Caela’s Story #19

 

Outside of their formal schooling, Sira and Reag spent much time with Merin, and Reag’s mom, Vika, also a teacher at the academy. Vika also wrote and directed plays performed by the students. Others of their students, as well as Reag’s older sister Neris and her friends, were often about taking part in vociferous discussions and impromptu entertainments. Sira’s younger sister, Jenia, soon became a regular there as well. It was not just the kids. Other teachers, even some of the parents, would drop by as schedules permitted. It was good that Merin and Vika had such a large lovely home just beyond the academy grounds in which to enjoy and entertain their many friends.

At home Sira and Jenia were not so merry. Their parents’ fear, and loathing of their subservient lifestyle, permeated the rooms, the walls. The girls were not cruelly treated. They were loved, cherished as the hope of a dearly desired future. It was the here and now, day to day, grinding away at aspirations, at any chance of joyful prosperity or even honorable integrity that made this home a little taste of hell. It was so good for Sira and Jenia that they had their school, their friends, their own growing lives. For some, with only mini-hells to build on, life at best is merely unbearable. Sira and Jenia are built of much more. They have the potential to build a future more suited to living than dreading.

In the due course of time, Sira and Reag’s magnetic friendship blossomed in the strong bath of maturing hormones, into true love. The idealism they imbibed in their academy garden of knowledge matured in Sira, Reag and Jenia into studies leading to caring careers. Reag and Jenia developed their loves of learning and children to find teaching positions in a neighborhood low in hope and ideals. Sira, strident and self-assured, found working with the troubled and disempowered rewarding when her efforts made a significant difference in more empowered and self-defined lives going forward. Reag and Sira found a large rambling home, full of character and charm, near their respective jobs at the high school and community center. They also found themsleves to be expecting parents. They were living an emotional high, giving them incredible energy necessary to maintain the activities underpinning their high emotions.

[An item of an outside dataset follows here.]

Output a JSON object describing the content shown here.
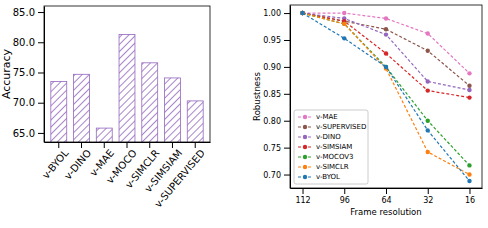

Jenia and her young man, Toriv, primary teachers, had a cute little apartment nearby. The sisters, as close as ever, entwined lives, shared the excitement of the baby. Jenia and Toriv were hoping to have their own child as well soon. Their love of nurturing young children was a strong bond that had helped to bring them together. They were also concerned, it was a mostly unspoken but growing concern among their people, that their population was dwindling. After the devastating diminishment of the exile, the numbness of being so overwhelmed with emotion and the fearfilled introversion had been their major theme. Time and routines had mellowed that fashion of thought. Perhaps a group identity so maligned that it must remain a secret link shared by a secret few is in no position to demand continuation, survival as a kind. Perhaps assimilation into the accepted norm is the saner, ecologically sounder way to go. Jenia, Toriv, their friends and family, could never be convinced of that.